The former finance minister won the vote for party chief by a 721-491 margin, garnering strong support among the rank-and-file membership. The victory means he remains prime minister because of the party's superior numbers in the lower house of parliament.
Experts said that although he has cleared a major hurdle, Kan must now prove himself capable of tackling several serious challenges — including diplomatic friction with China and the United States, an emboldened opposition and a fast-rising yen that is threatening to stall Japanese exports.
He could also be hobbled in the months ahead by deep divisions within the party's leadership: Kan snagged only a narrow majority over Ozawa among the party's national lawmakers, whose support will be critical for pushing legislation through parliament.
"Japan faces a really difficult situation," Kan said after the vote. "Bringing Japan back to health is our first job, and I have resolved anew to do so with all of my strength, and with your support."
Kan stressed that the ruling party must now put its internal battles aside and "use all of our strength together."
Immediately after Tuesday's vote, the yen spiked to a fresh 15-year high against the dollar amid expectations that Kan was unlikely to intervene in the currency market.
But Kan proved them wrong Wednesday as Japan's central bank stepped in to sell the yen to weaken the currency and ease pressure on exporters, whose foreign income gets squeezed whenever the yen strengthens. The dollar rose to mid-84 yen levels by midday Wednesday after falling as low 82.87 yen — not far from its record low 79.75 reached in 1995.
Kan, a fiscal conservative who says Japan desperately needs to create more jobs, has opposed major stimulus spending, as advocated by Ozawa, because Japan's public debt is already twice its GDP.

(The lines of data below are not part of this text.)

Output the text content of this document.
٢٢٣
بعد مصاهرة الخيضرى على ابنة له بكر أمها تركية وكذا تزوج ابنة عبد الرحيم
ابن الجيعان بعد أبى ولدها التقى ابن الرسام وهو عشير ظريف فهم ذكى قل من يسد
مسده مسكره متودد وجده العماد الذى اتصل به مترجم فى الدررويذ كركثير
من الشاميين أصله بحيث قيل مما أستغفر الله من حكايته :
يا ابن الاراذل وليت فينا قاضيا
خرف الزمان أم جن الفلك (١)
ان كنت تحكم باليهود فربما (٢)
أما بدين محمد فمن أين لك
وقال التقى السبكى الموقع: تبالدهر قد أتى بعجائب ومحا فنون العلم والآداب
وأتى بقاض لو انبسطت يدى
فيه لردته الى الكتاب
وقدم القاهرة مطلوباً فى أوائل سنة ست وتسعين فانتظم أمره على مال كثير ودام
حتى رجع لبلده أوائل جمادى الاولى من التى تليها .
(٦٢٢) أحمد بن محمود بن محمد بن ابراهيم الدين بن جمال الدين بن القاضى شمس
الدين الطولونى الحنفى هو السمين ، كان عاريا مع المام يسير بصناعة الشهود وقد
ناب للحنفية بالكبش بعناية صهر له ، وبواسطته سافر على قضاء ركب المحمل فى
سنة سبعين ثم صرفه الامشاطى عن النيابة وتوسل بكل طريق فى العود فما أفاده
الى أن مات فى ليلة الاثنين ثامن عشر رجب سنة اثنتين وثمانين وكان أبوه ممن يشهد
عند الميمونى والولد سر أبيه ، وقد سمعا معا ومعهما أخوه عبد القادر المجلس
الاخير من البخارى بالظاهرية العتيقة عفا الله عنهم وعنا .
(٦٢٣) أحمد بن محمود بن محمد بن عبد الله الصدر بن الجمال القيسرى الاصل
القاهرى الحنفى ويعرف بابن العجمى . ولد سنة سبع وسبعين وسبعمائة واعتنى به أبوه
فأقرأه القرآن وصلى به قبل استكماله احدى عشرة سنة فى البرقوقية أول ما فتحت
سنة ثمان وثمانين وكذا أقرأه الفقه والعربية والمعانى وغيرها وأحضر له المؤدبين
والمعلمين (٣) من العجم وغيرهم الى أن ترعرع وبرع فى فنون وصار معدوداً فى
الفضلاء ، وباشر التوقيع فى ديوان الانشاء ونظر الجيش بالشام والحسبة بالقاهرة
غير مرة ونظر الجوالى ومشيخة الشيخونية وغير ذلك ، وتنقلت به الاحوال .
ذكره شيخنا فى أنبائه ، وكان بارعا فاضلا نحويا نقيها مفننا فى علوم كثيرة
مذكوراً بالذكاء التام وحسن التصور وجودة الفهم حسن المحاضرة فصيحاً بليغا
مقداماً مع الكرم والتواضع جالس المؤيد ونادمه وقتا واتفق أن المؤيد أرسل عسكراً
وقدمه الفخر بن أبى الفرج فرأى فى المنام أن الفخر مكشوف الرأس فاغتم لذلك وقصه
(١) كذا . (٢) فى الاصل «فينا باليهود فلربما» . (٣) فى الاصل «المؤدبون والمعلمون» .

With the party leadership fight over — at least for the time being — Kan was expected to focus on pushing policies through a divided parliament, where the Democrats and their junior coalition partner lost their majority in the upper house in July elections.
He is also likely to be grilled over a plan to relocate a major U.S. Marine base now housed on the southern island of Okinawa, a divisive issue that helped force out his predecessor. As he accepted his re-election Tuesday, a territorial spat between Japan and neighbor China showed signs of heating up, with Beijing postponing a senior official's visit to Tokyo.
Still, Tuesday's outcome was seen as strengthening Kan's mandate, though the prime minister has struggled to get his way in parliament.
"The vote shows that party members listened to the public's preference for Kan," said Shinichi Nishikawa, a political science professor at Tokyo's Meiji University. "The big support he got from regional members should give him a boost of confidence. He's got the favor of the people on his side."
Kan's most notable policy proposal — that Japan needed to seriously consider raising its sales tax — was a disaster. It came just before the upper house elections, and he was widely blamed for the Democrats' heavy losses in that vote. Ozawa and other party members have expressed unhappiness with his lack of decisive leadership.
Ozawa had problems of his own, however.
A political fixture for 40 years, the veteran was hamstrung by a political funding scandal that made him far less popular with the public than the more populist Kan. Ozawa's troubles are not over — he could face indictment on allegations of funding irregularities as early as next month.
Some analysts have speculated that Ozawa could split with the party or join the opposition, which would be a major blow to the Democrats. Ozawa is widely credited with engineering the Democrats' landslide victory a year ago that unseated the conservatives that ruled Japan for most of the post-World War II era.
Ozawa denied any such plans in a brief statement after the poll.
"Despite my defeat, I'm grateful to all the support that I received from lawmakers, supporters and party members," he said. "I will plan to work with you as a rank-and-filer to contribute to a successful leadership of Democratic Party."
With finding a consensus key to his future, Kan said he would focus on keeping the party together.
"I seek full participation and support from all lawmakers and members of the Democratic Party," he said.
Associated Press writers Malcolm Foster and Mari Yamaguchi contributed to this report.